Review: THREE THOUSAND YEARS OF LONGING, Djinn and Tonic

It’s been almost a decade since George Miller (Babe: Pig in the City, Lorenzo’s Oil, The Witches of Eastwick), a then 70-year-old, Australian filmmaker some dismissed as either washed or well past his prime, proved doubters spectacularly wrong, writing and directing the best action film of the last quarter century, Mad Max: Fury Road. Miller brought an audacious blend of ambition, verve, and craftsmanship to the long-delayed, at one time apocryphal, fourth entry in the Mad Max series that began cinematic life as a modest, low-budget effort in 1979 with a young, pre-controversial Mel Gibson in the title role.


While Miller subsequently mooted a Mad Max prequel/spin-off centered on a significantly younger version of Charlize Theron’s character, Furiosa (it’s currently in production with Anya Taylor-Joy as the title character), he turned his focus in the intervening years to an entirely different, standalone passion project, Three Thousand Years of Longing, an adaptation of Mann Booker Prize winner A.S. Byatt’s (Possession, Babel Tower) short story, “The Djinn in the Nightingale's Eye.”

The result, like so much of Miller's non-Mad Max output, will likely alienate moviegoers expecting the next, great action film. Miller has always preferred to move among and between disparate genres, not only testing his world-class talents as a filmmaker, but expanding his considerable skillset, working with different narrative tropes, conventions, and traditions, while pushing available digital technology beyond old borders into new territory.

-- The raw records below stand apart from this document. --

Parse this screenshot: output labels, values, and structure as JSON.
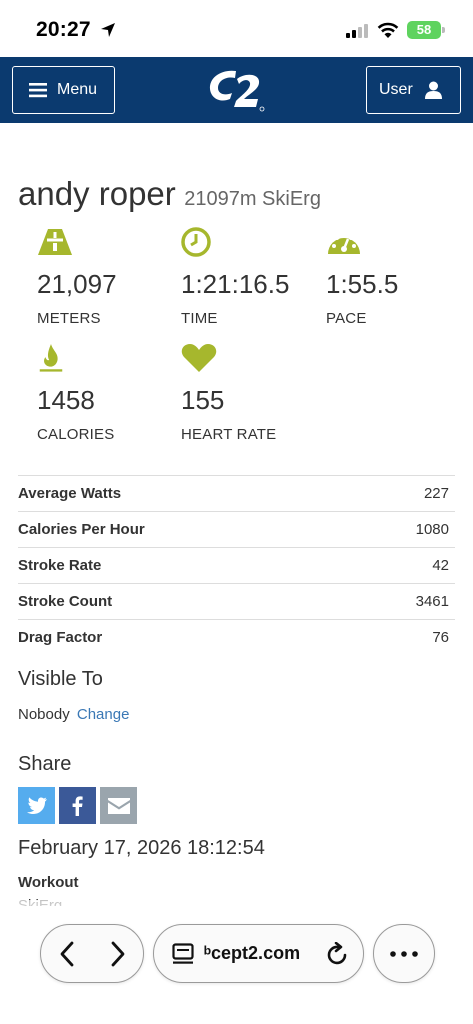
{
  "status_bar": {
    "time": "20:27",
    "battery": "58"
  },
  "header": {
    "menu_label": "Menu",
    "user_label": "User",
    "logo_text": "C2"
  },
  "workout": {
    "athlete": "andy roper",
    "description": "21097m SkiErg",
    "stats": [
      {
        "icon": "road-icon",
        "value": "21,097",
        "label": "METERS"
      },
      {
        "icon": "clock-icon",
        "value": "1:21:16.5",
        "label": "TIME"
      },
      {
        "icon": "speedometer-icon",
        "value": "1:55.5",
        "label": "PACE"
      },
      {
        "icon": "flame-icon",
        "value": "1458",
        "label": "CALORIES"
      },
      {
        "icon": "heart-icon",
        "value": "155",
        "label": "HEART RATE"
      }
    ],
    "metrics": [
      {
        "label": "Average Watts",
        "value": "227"
      },
      {
        "label": "Calories Per Hour",
        "value": "1080"
      },
      {
        "label": "Stroke Rate",
        "value": "42"
      },
      {
        "label": "Stroke Count",
        "value": "3461"
      },
      {
        "label": "Drag Factor",
        "value": "76"
      }
    ],
    "visible_to": {
      "title": "Visible To",
      "value": "Nobody",
      "change_label": "Change"
    },
    "share": {
      "title": "Share"
    },
    "date": "February 17, 2026 18:12:54",
    "workout_label": "Workout",
    "workout_type": "SkiErg"
  },
  "browser": {
    "url": "ᵇcept2.com"
  },
  "colors": {
    "header_bg": "#0b3a6f",
    "accent": "#a6b72d",
    "link": "#3a78b5"
  }
}
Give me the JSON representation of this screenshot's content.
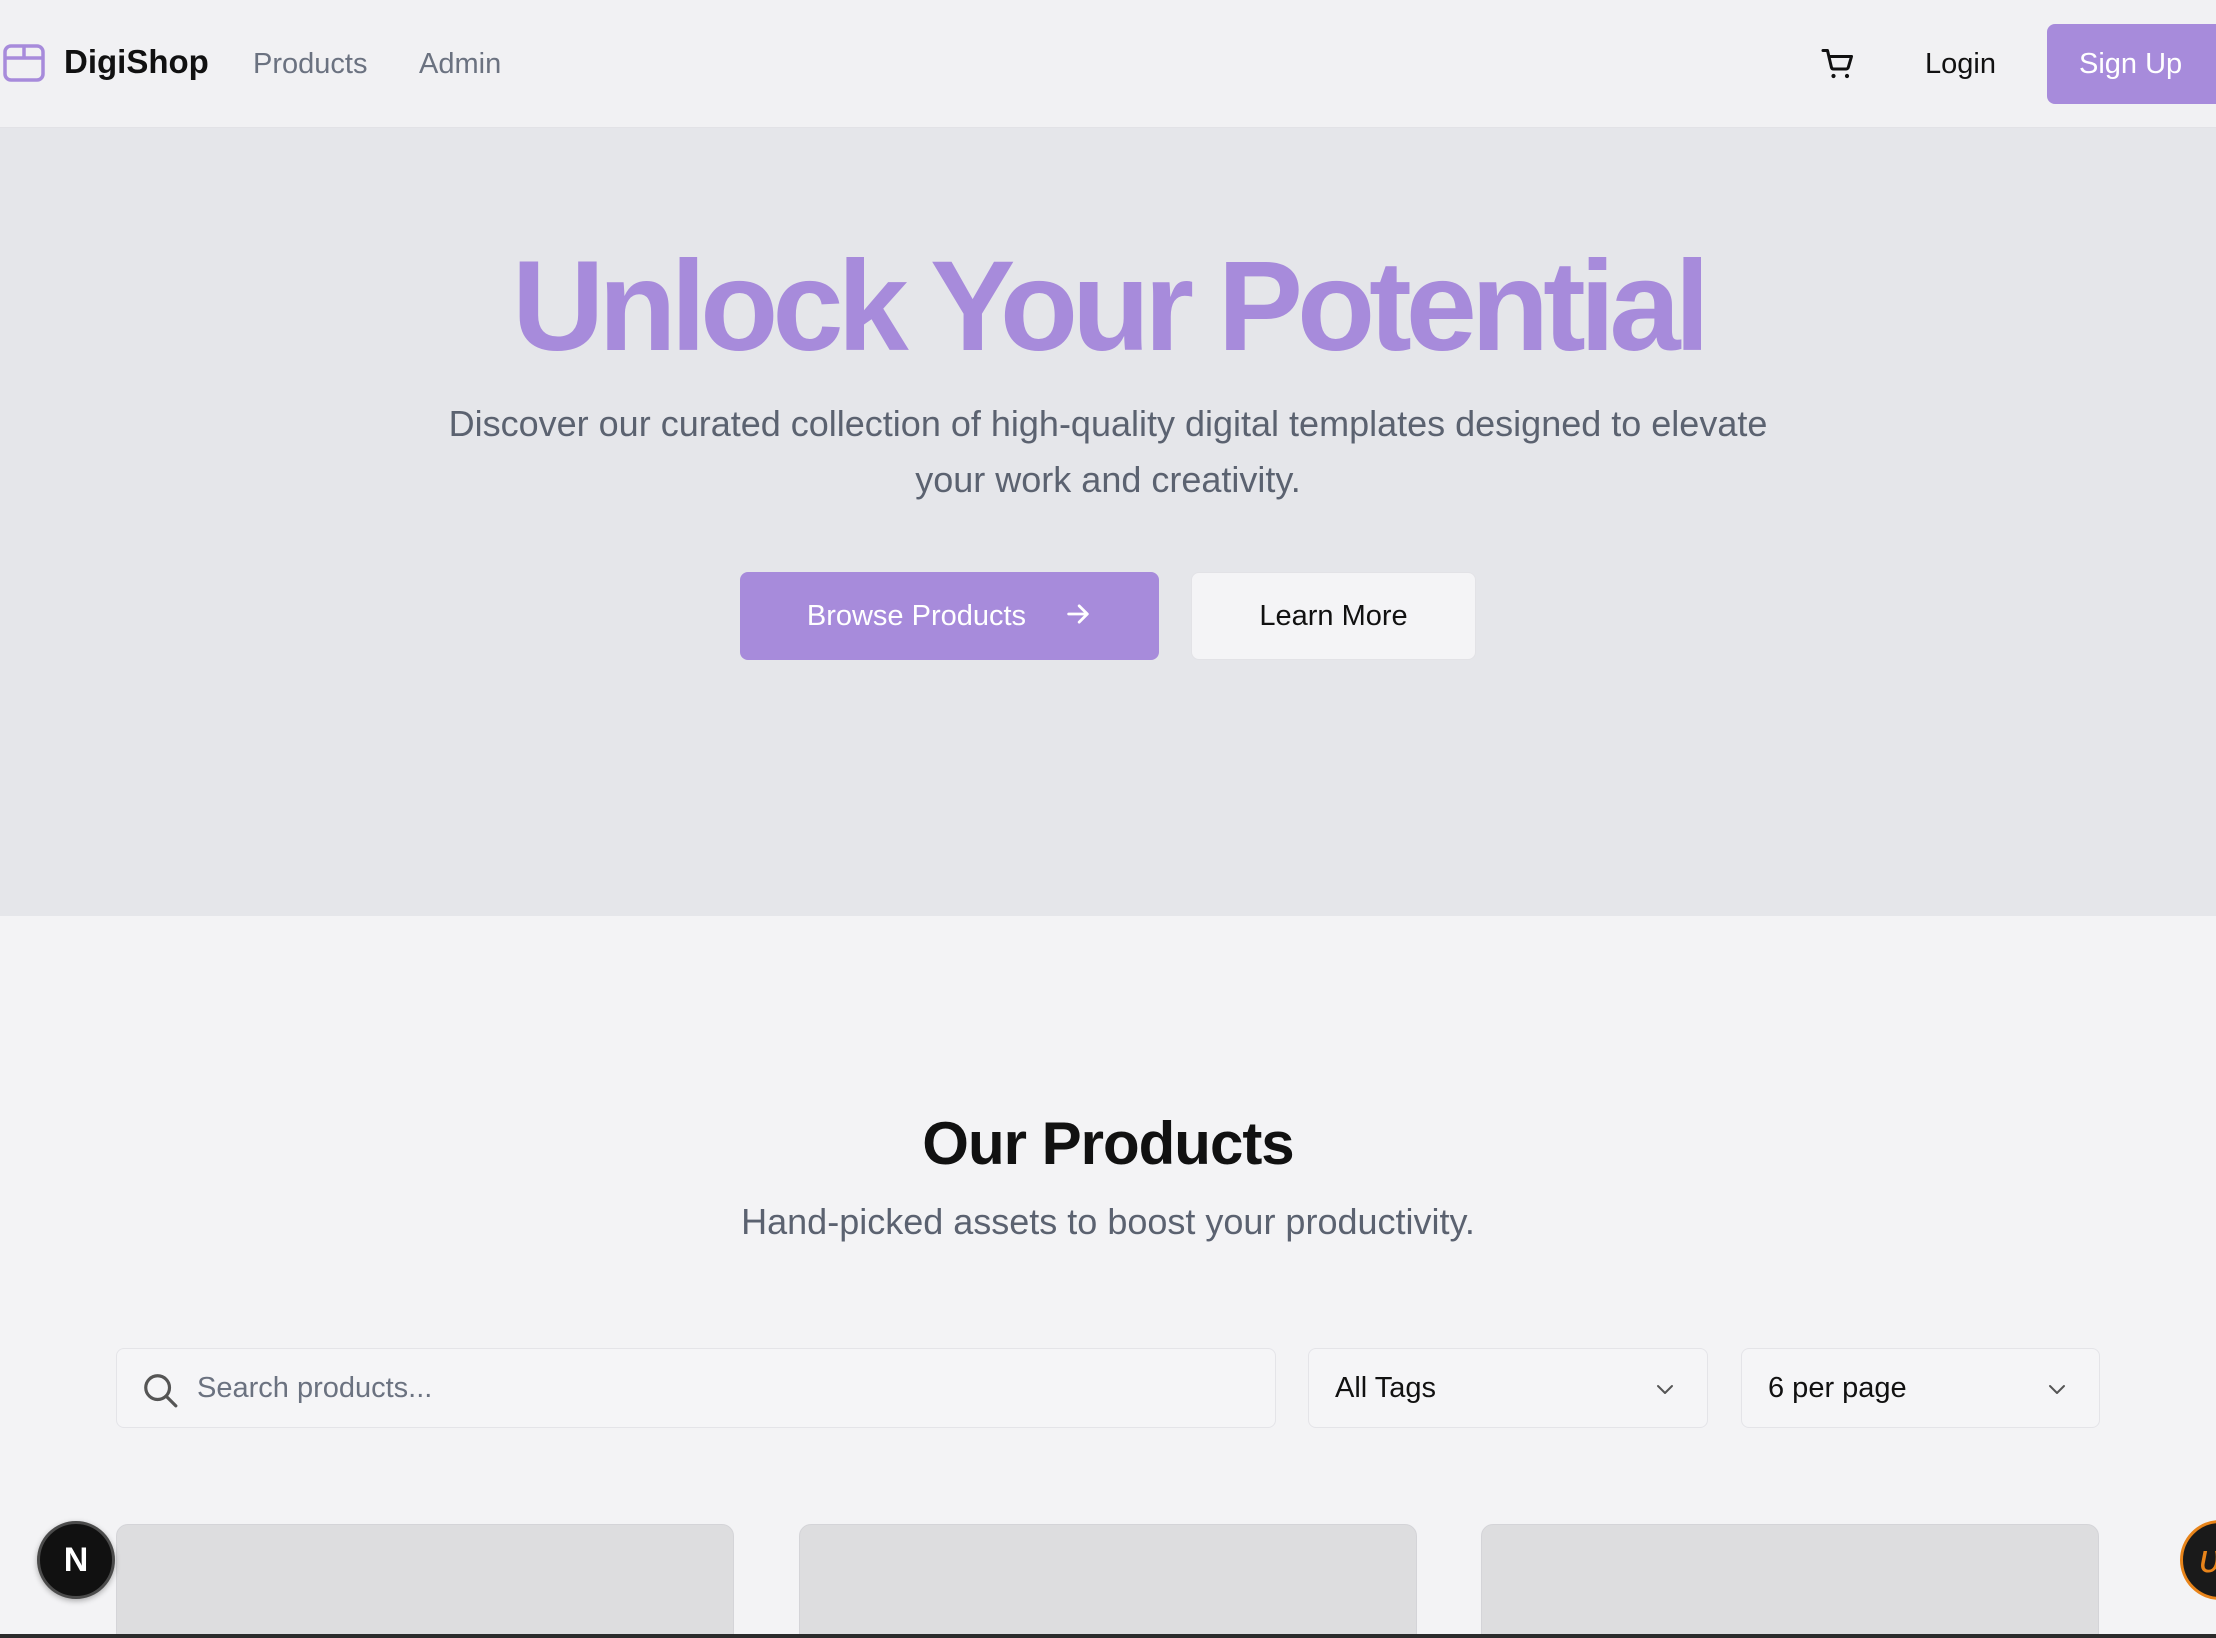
{
  "header": {
    "brand": "DigiShop",
    "nav": [
      {
        "label": "Products"
      },
      {
        "label": "Admin"
      }
    ],
    "login_label": "Login",
    "signup_label": "Sign Up"
  },
  "hero": {
    "title": "Unlock Your Potential",
    "subtitle": "Discover our curated collection of high-quality digital templates designed to elevate your work and creativity.",
    "browse_label": "Browse Products",
    "learn_label": "Learn More"
  },
  "products": {
    "title": "Our Products",
    "subtitle": "Hand-picked assets to boost your productivity.",
    "search_placeholder": "Search products...",
    "tags_selected": "All Tags",
    "per_page_selected": "6 per page"
  },
  "devtools": {
    "next_badge": "N",
    "corner_badge": "ʋ"
  },
  "colors": {
    "accent": "#a78bdb",
    "hero_bg": "#e5e6ea",
    "page_bg": "#f3f3f5"
  },
  "icons": [
    "package-icon",
    "cart-icon",
    "arrow-right-icon",
    "search-icon",
    "chevron-down-icon"
  ]
}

With a film centered on a seemingly contented, middle-aged, British academic, Alithea Binnie (Tilda Swinton), and a narratology conference in Istanbul, Turkey, that goes awry in both predictable and unpredictable ways, Miller might be telling one of his most deeply personal, most emotionally resonant stories yet. A meta-film about meta-texts, Three Thousand Years of Longing, revolves around Alithea’s discovery of a real-life (or reel-life) Djinn (Idris Elba), an initially fearsome, terrifying creature who, despite multiple protestations to the contrary, may be be the most deeply human character in Three Thousand Years of Longing. As an ancient, wish-granting being, the Djinn has closely observed humans at their best and their worst, the former when they love and desire, the latter when they hate and destroy.

No mere up-close-and-personal observer of humanity, however, the Djinn has loved too, women long shrouded in mystery and myth, like the Queen Sheba (Aamito Lagum), one of the most beautiful women of her or any other time, or Zefir (Burcu Gölgedar), a brilliant scientist and mathemetician silenced by the gender heirarchy and inflexible patriarchal institutions of hers, and women whose names, actions, and decisions have been lost to time and memory. And in telling each new story to an increasingly besotted Alithea, the Djinn awakens a new desire in Alithea to no longer strictly live a life of the mind, a life of serene, detached contentment, but also a life of the body, a life of physical desire and emotional connection.

All along, Alithea and the Djinn talk and talk, mostly from the confines of a comfortable, if slightly cramped, hotel room in Istanbul while they lounge in hotel-provided bathrobes while Miller, a master of narrative form and function, allies each story with some of the most ravishing, sensual imagery put on digital film this year, last year, or really any year.

Three Thousand Years of Longing stumbles somewhat in its final moments as Miller tries to resolve the inherent tensions in Alithea and the Djinn’s increasingly tangled relationship that's both true to the characters and satisfying to audiences on the other side of the screen, the reservoir of good will built up through the previous two hours more than makes up for any loss of focus or the rush to resolve the obstacles standing in the way of flawed mortal and immortal beings finding temporary happiness in each other’s company.

And with Swinton, a performer of great subtlety and delicacy, and Elba, an actor of great depth of feeling and emotion, as Miller’s standard bearers carrying his hopeful, optimistic message, it’s almost enough to believe in the reality of the myths underlying ancient religions and new, and contrary to an early theme concerning the conflict between the stories science tells being devoid of wonder and awe, a convergence between the two, the stories we tell about ourselves to ourselves and the stories we tell about the world and our place in the world. Science doesn’t erase the great myths, but exists alongside them, giving us different means to reaching similar, complementary ends.

Three Thousand Years of Longing opens Friday, August 26 in movie theaters everywhere.